Il riferimento non è solo all’islam. Ben più ampio è infatti il quadro tracciato dal Papa, che spiega, ad esempio, l’incontro tra pensiero greco e fede cristiana, ricordando come proprio “questo incontro, al quale si aggiunge successivamente il patrimonio di Roma, ha creato l’Europa”.
Proprio perciò egli mette in guardia dai tentativi di “disellenizzazione” del cristianesimo, succedutisi dal ‘500 ad oggi. In particolare Benedetto XVI contesta la tesi secondo cui “soltanto il tipo di certezza derivante dalla sinergia di matematica ed empiria ci permette di parlare di scientificità”. Questo metodo infatti “esclude il problema Dio, facendolo apparire come ascientifico o prescientifico. In questo modo, argomenta il Papa, “gli interrogativi propriamente umani, cioè quelli del ‘da dove’ e del ‘verso dove’ non possono trovare posto nello spazio della comune ragione descritta dalla ‘scienza’ e devono essere spostati nell’ambito del soggettivo”. Il pericolo è evidente. “Lo costatiamo nelle patologie minacciose della religione e della ragione”.

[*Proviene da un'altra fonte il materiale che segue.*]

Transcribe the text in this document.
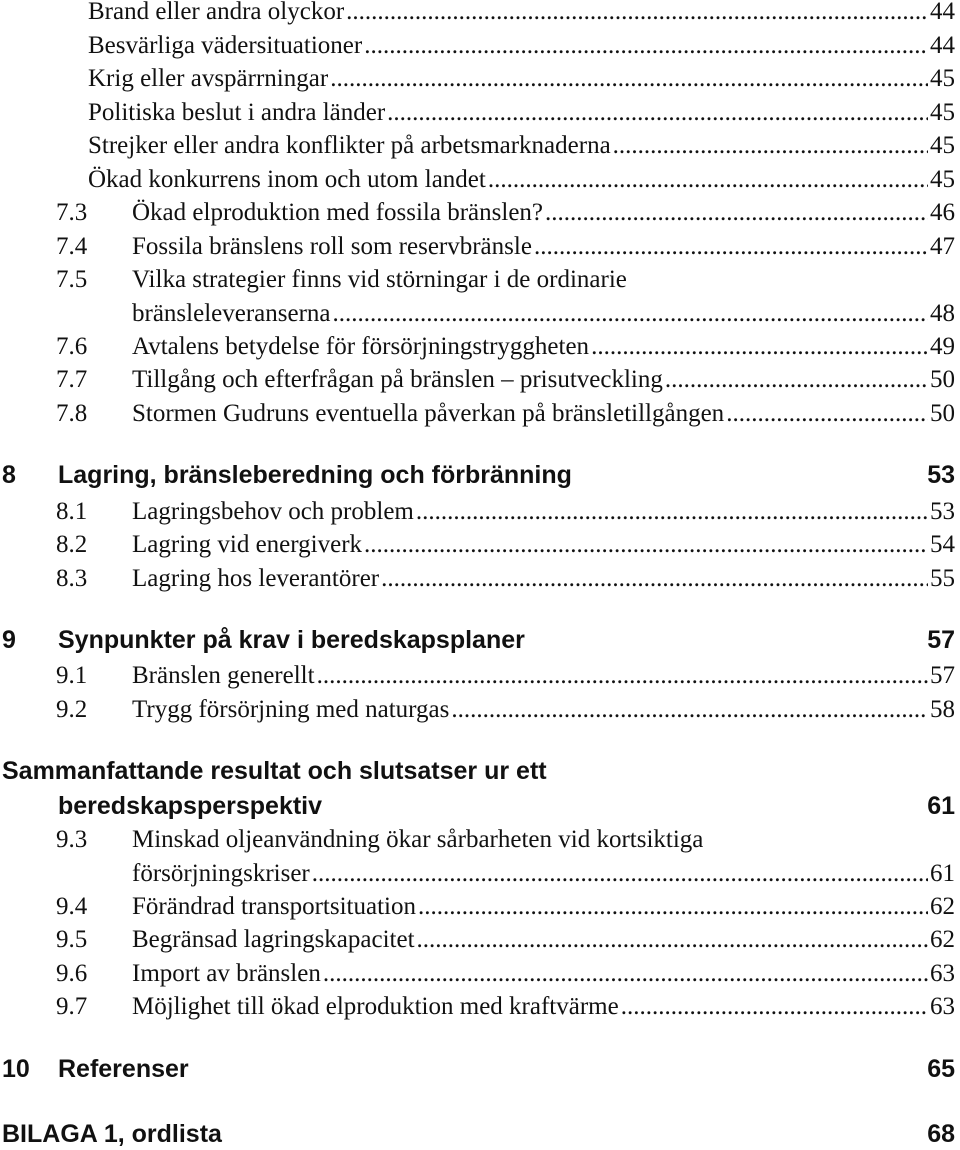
Brand eller andra olyckor .....	44
Besvärliga vädersituationer .....	44
Krig eller avspärrningar .....	45
Politiska beslut i andra länder .....	45
Strejker eller andra konflikter på arbetsmarknaderna .....	45
Ökad konkurrens inom och utom landet .....	45
7.3 Ökad elproduktion med fossila bränslen? .....	46
7.4 Fossila bränslens roll som reservbränsle .....	47
7.5 Vilka strategier finns vid störningar i de ordinarie
bränsleleveranserna .....	48
7.6 Avtalens betydelse för försörjningstryggheten .....	49
7.7 Tillgång och efterfrågan på bränslen – prisutveckling .....	50
7.8 Stormen Gudruns eventuella påverkan på bränsletillgången .....	50
8 Lagring, bränsleberedning och förbränning	53
8.1 Lagringsbehov och problem .....	53
8.2 Lagring vid energiverk .....	54
8.3 Lagring hos leverantörer .....	55
9 Synpunkter på krav i beredskapsplaner	57
9.1 Bränslen generellt .....	57
9.2 Trygg försörjning med naturgas .....	58
Sammanfattande resultat och slutsatser ur ett
beredskapsperspektiv	61
9.3 Minskad oljeanvändning ökar sårbarheten vid kortsiktiga
försörjningskriser .....	61
9.4 Förändrad transportsituation .....	62
9.5 Begränsad lagringskapacitet .....	62
9.6 Import av bränslen .....	63
9.7 Möjlighet till ökad elproduktion med kraftvärme .....	63
10 Referenser	65
BILAGA 1, ordlista	68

Che cosa bisogna fare, dunque? Benedetto XVI precisa che dobbiamo “allargare il nostro concetto di ragione”. E ciò sarà possibile “se superiamo la limitazione autodecretata della ragione e ciò che è verificabile nell’esperimento, e dischiudiamo ad essa nuovamente tutta la sua ampiezza”. Anche “le grandi esperienze e convinzioni religiose dell’umanità, specialmente quella della fede cristiana, costituiscono una fonte di conoscenza”. E perciò anche la teologia, “come interrogativo sulla ragione della fede, deve avere il suo posto nell’università e nel vasto dialogo delle scienze”. Con buona pace del suo antico collega e di quanti la pensano come lui.
Durante la messa del mattino a Ratisbona, Benedetto XVI nell’omelia aveva anche affermato che all’origine di tutta la realtà “c’è il Verbo eterno, la Ragione e non l’Irrazionalità”. Per questo motivo, credere è ragionevole. E se fin dall’illuminismo la scienza è stata tentata di considerare superfluo Dio, in realtà senza Dio “appare evidente che i conti non tornano”. La prova si ha guardando alla storia dell’uomo. “Oggi conosciamo le patologie e le malattie mortali della religione e della ragione – prosegue il Papa – le distruzioni dell’immagine di Dio a causa dell’odio e del fanatismo”. E sappiamo anche che proprio a causa della paura di Dio “nacque l’ateismo moderno”. Per curare queste malattie, afferma Papa Benedetto XVI, “è importante dire con chiarezza in quale Dio noi crediamo e professare convinti questo volto umano di Dio. Solo questo Dio ci salva dalla paura del mondo e dall’ansia di fronte al vuoto della propria esistenza”.